A computer was set to start automatically dialing 40,000 homes with recorded messages urging voters to vote for anybody but Jim Donelon at 6 p.m., said Brenda Headlee of the PSC on Thursday.
But a mechanical error instead caused the calls to go out at 6 a.m. on Sept. 22, Headlee reported to the five elected commissioners who regulate utilities in Louisiana.
About 700 pre-dawn calls went out before the computer shut down, she said.
The PSC launched an investigation after awakened voters complained. The pre-dawn attack calls were prominent in a litany of complaints that Donelon called "cheap political tricks" on the part of his opponent, state Sen. James David Cain, D-Dry Creek.
Donelon won the Sept. 30 election by pulling 1,388 more votes than Cain and another candidate attracted together.
"I don't think there was anything sinister involved," said Headlee, general manager of the PSC's Do Not Call office.
The PSC is considering sanctions against the company, called Watson Voice & Data Transmission Communications Co. of New Orleans. The fines could exceed $1 million.
Jeff Giles, Watson's chief executive officer, said he realizes his company may have to pay a fine for the calls made prior to 8 a.m., which violated the PSC's "Do Not Call" regulations.
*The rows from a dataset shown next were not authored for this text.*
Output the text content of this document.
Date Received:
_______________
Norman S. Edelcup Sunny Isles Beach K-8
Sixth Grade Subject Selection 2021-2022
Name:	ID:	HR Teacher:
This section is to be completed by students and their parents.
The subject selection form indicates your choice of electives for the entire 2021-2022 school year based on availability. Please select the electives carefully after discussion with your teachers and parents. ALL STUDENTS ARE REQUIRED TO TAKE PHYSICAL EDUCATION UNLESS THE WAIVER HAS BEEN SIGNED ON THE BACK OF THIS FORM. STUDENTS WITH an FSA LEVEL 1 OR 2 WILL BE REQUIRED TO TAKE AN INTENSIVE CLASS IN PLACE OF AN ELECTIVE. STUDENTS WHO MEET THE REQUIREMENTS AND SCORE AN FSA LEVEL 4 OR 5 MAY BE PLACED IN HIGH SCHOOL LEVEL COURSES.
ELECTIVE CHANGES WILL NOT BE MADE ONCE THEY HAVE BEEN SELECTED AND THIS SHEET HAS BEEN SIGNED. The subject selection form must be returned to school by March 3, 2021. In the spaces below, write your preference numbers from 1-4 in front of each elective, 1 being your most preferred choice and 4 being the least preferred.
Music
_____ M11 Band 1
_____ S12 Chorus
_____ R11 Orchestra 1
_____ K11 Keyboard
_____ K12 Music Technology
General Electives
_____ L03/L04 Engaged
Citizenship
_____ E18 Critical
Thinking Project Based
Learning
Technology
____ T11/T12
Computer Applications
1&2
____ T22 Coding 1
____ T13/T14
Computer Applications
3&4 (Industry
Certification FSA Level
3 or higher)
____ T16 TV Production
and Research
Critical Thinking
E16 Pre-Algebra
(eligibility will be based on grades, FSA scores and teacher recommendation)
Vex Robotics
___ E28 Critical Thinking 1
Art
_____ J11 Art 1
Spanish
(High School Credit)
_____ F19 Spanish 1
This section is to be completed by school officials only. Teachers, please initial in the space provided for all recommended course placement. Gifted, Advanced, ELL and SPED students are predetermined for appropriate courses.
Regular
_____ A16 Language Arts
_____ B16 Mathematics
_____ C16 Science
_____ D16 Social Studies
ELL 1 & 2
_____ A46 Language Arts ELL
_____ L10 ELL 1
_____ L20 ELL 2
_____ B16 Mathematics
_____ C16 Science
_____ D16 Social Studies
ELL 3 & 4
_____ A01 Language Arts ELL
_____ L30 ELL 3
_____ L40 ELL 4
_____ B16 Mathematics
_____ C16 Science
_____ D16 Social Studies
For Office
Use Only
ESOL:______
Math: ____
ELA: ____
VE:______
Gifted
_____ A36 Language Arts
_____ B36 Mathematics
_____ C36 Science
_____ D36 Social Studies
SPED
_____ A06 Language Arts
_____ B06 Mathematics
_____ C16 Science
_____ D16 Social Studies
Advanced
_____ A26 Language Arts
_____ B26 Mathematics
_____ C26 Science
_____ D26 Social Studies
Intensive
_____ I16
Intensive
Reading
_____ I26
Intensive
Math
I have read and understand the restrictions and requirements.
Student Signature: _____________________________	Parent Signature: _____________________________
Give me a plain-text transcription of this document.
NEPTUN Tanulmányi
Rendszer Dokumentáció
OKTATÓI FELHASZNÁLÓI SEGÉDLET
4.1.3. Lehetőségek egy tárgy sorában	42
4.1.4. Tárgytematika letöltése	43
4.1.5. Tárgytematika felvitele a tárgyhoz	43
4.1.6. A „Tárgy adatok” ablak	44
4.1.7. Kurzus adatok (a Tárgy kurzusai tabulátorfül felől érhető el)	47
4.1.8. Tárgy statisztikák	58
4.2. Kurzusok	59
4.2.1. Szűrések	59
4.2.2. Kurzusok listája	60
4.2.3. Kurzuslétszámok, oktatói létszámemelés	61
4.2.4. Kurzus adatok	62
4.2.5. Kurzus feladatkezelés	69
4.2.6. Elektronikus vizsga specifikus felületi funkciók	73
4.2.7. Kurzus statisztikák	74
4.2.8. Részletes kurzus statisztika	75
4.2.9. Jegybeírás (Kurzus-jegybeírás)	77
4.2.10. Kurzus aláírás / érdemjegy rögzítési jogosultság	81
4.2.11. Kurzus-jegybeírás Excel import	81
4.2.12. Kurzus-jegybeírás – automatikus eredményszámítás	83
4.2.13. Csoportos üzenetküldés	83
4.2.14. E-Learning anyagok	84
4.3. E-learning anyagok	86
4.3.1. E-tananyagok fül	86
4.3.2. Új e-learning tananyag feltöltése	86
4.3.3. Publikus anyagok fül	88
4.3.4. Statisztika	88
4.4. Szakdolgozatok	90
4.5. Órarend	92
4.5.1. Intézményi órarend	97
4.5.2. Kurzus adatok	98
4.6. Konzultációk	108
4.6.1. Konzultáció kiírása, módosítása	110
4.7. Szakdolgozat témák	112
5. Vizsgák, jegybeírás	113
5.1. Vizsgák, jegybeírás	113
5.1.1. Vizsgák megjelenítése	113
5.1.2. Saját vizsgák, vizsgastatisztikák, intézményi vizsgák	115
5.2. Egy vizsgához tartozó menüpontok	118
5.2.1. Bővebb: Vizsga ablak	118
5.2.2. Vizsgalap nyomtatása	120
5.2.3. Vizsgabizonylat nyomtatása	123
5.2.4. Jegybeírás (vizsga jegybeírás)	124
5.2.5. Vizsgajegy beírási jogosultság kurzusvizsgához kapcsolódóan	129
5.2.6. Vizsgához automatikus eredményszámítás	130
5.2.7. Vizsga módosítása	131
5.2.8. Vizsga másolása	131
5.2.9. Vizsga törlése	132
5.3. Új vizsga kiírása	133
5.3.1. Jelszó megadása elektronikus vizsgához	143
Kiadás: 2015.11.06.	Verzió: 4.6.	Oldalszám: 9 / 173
He said he hopes the commissioners exercise their sanctioning discretion because the calls were accidental and not malicious.
"I don't do dirty tricks," said Giles, who described himself as a friend of Donelon's.
Giles said in an interview that logs of the calls show that Cain's attack message went out the night before between 6 p.m. and 8 p.m. Then, for some reason, the program restarted at 6 a.m. the following morning.
Since that discovery, Giles said, the company installed a mechanism that better controls the time the calls are made.
"We need some stiff penalties on that, regardless of whether it's intentional or not intentional," said PSC Commissioner Foster Campbell of Bossier City. "That's a sneaky way to do business."
Charlie Davis, who ran Cain's campaign, said in a Thursday interview that he thought from the very beginning that it was a mistake on the part of a vendor rather than political skullduggery. "It had nothing to with the campaign," Davis said.
The "Do Not Call" rules forbid phone calls between 8 p.m. and 8 a.m. and prohibits use of automated dialing equipment if the identity of the caller is not provided within 25 seconds of the time the call is answered. The fines are $1,500 per call to anyone under 65 who was called and $3,000 per call to anyone 65 or older.
Amy Whittington, a deputy commissioner of insurance who took leave to work on Donelon's campaign, said Thursday that she understands about the mechanical breakdown. But she said, "It would be good to see further investigation" into whether the recorded message identified the Cain campaign as its sponsor. "If you're going to attack, at least have the guts to say who are," she said. "We're hoping they'd address that as well."
"That's a problem for the Cain campaign," said Watson's Giles. The company provides a mechanism to place telephone calls but does not advise candidates on the content of the message. The recorded message did not identify Cain as the sponsor, he said.
PSC Commissioner Jay Blossman of Mandeville said, "You start fining them, what, $1,500 times 700? Guess what? That message will start identifying themselves. ... You'll stop some of these shenanigans."